Blog do Victor Martins
Crônica

É só o começo

SÃO PAULO | Fui um dos últimos a deixar a Paulista, certamente. Limpa e molhada pelos caminhões-pipa, voltava a ter a vida silenciosa da madrugada ainda carregada pelo maior barulho coletivo que nossa geração fez. A manifestação deixou a polícia petrificada em seu posto e sem sua ação repressora e não deixou rastro algum de […]

SÃO PAULO | Fui um dos últimos a deixar a Paulista, certamente. Limpa e molhada pelos caminhões-pipa, voltava a ter a vida silenciosa da madrugada ainda carregada pelo maior barulho coletivo que nossa geração fez. A manifestação deixou a polícia petrificada em seu posto e sem sua ação repressora e não deixou rastro algum de vandalismo. Ao mínimo sinal dele, ainda que sempre diminuto, os demais tratavam de coibir. Do Largo da Batata à Berrini, da Brigadeiro ou da Casa Branca, as massas infladas empunhavam as mensagens e seus coros ecoavam os brilhos nos olhos fixos de quem jamais esperava que fôssemos capazes daquilo.
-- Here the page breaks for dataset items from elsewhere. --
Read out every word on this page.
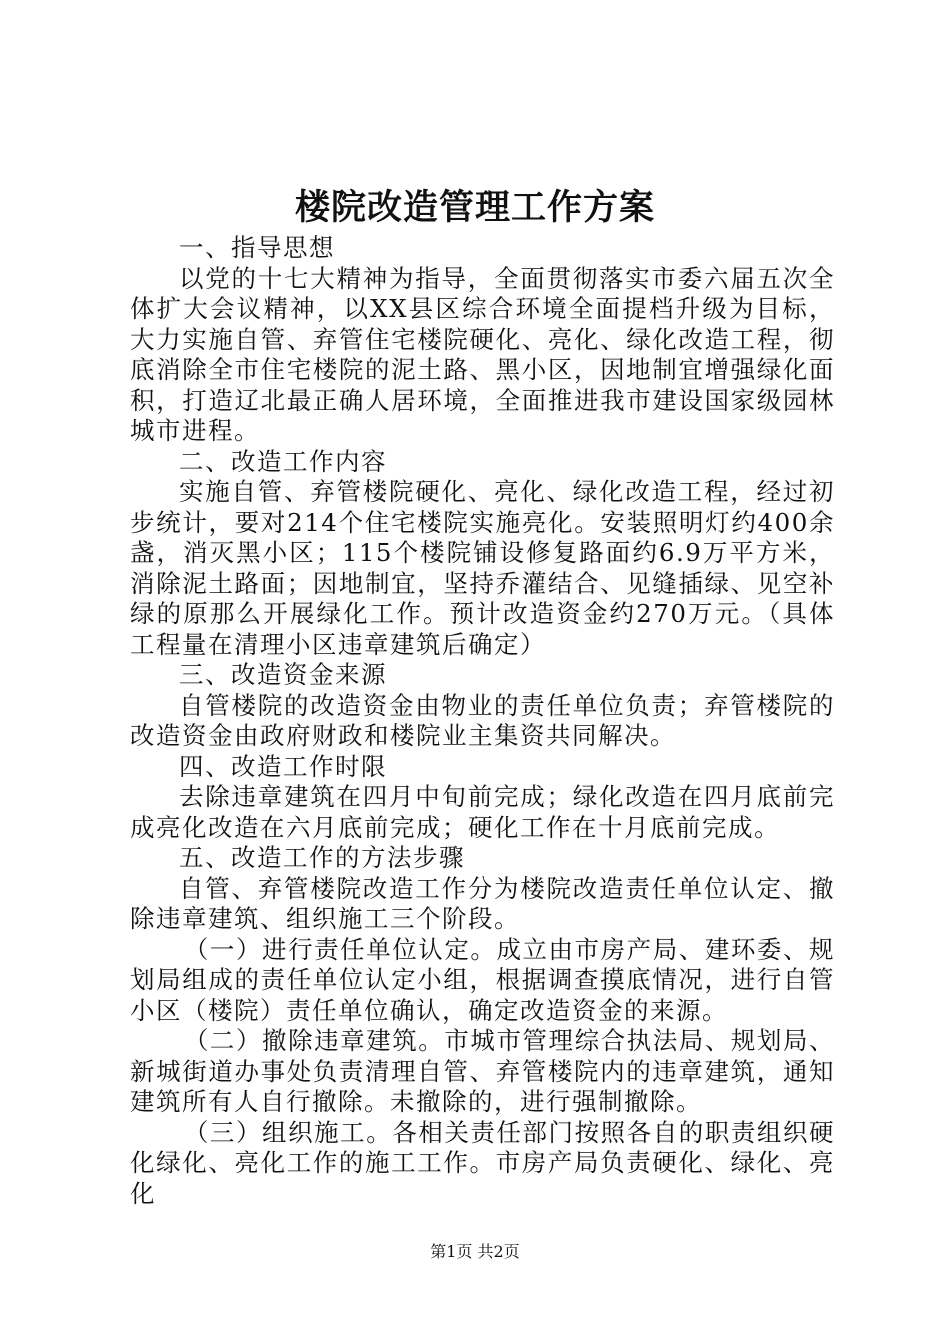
楼院改造管理工作方案

一、指导思想

以党的十七大精神为指导，全面贯彻落实市委六届五次全体扩大会议精神，以XX县区综合环境全面提档升级为目标，大力实施自管、弃管住宅楼院硬化、亮化、绿化改造工程，彻底消除全市住宅楼院的泥土路、黑小区，因地制宜增强绿化面积，打造辽北最正确人居环境，全面推进我市建设国家级园林城市进程。

二、改造工作内容

实施自管、弃管楼院硬化、亮化、绿化改造工程，经过初步统计，要对214个住宅楼院实施亮化。安装照明灯约400余盏，消灭黑小区；115个楼院铺设修复路面约6.9万平方米，消除泥土路面；因地制宜，坚持乔灌结合、见缝插绿、见空补绿的原那么开展绿化工作。预计改造资金约270万元。（具体工程量在清理小区违章建筑后确定）

三、改造资金来源

自管楼院的改造资金由物业的责任单位负责；弃管楼院的改造资金由政府财政和楼院业主集资共同解决。

四、改造工作时限

去除违章建筑在四月中旬前完成；绿化改造在四月底前完成亮化改造在六月底前完成；硬化工作在十月底前完成。

五、改造工作的方法步骤

自管、弃管楼院改造工作分为楼院改造责任单位认定、撤除违章建筑、组织施工三个阶段。

（一）进行责任单位认定。成立由市房产局、建环委、规划局组成的责任单位认定小组，根据调查摸底情况，进行自管小区（楼院）责任单位确认，确定改造资金的来源。

（二）撤除违章建筑。市城市管理综合执法局、规划局、新城街道办事处负责清理自管、弃管楼院内的违章建筑，通知建筑所有人自行撤除。未撤除的，进行强制撤除。

（三）组织施工。各相关责任部门按照各自的职责组织硬化绿化、亮化工作的施工工作。市房产局负责硬化、绿化、亮化

第1页 共2页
O prédio em construção foi usado como telão, a aglomeração chegou a fazer uma coreografia de agachar e levantar simbólica, o caminho encontrou ônibus parados com as gentes que até traziam seus protestos escritos, as bandeiras brancas eram agitadas nas janelas de quem não foi pra rua, e vem pra rua, vem pra rua, vem porque a rua se encheu da gente que tinha uma proposta de transformar esta terra em um lugar melhor, e mesmo a gente que se encheu de nós houve ou teve de entender. De cada lado surgiam vários grupos que se mesclavam e formavam o mesmo lado, o nosso lado, o lado que foi dividido em dois rumos para difundir os desgostos a quem geralmente desgosta e destoa neste globo, e depois voltou a se encontrar.

E a cada reencontro, os aplausos se seguiam como se a passarela recebesse o seu maior desfile de astros, brilhantes e reluzentes na noite que não deveria nem podia ter fim. A cidade que não para parou e, enfim, foi símbolo de um país que não é a Turquia nem a Grécia, mas que decidiu sair da inércia. A cidade que lida com suas brutais diferenças demorou, mas enfim deu um orgulho profundo que não há meio de se esvair se mantiver o mesmo patamar daqui pra frente e alcançar outros objetivos após este primeiro. A gente  vive a História, e já está se dando conta disso porque estamos fazendo a História.

A Paulista vazia ainda tinha nossa alma e as almas de quem nem mesmo chegaram a ela. Ali estavam as almas de Juliana, Fábio, Talita, Luciana, Sofia, Daniela, Cesar, Eder, Esther, Diego, Gustavo, Renan, Gabriel, Gabriela e Gabriela, Rodrigo e Rodrigo, Guilherme e Guilherme, e todos os nomes, todos os anônimos e todos os populares. Ali estávamos todos nós, centenas de milhares, até os todos que não foram, para mostrar que é, é só o começo.

É só o começo.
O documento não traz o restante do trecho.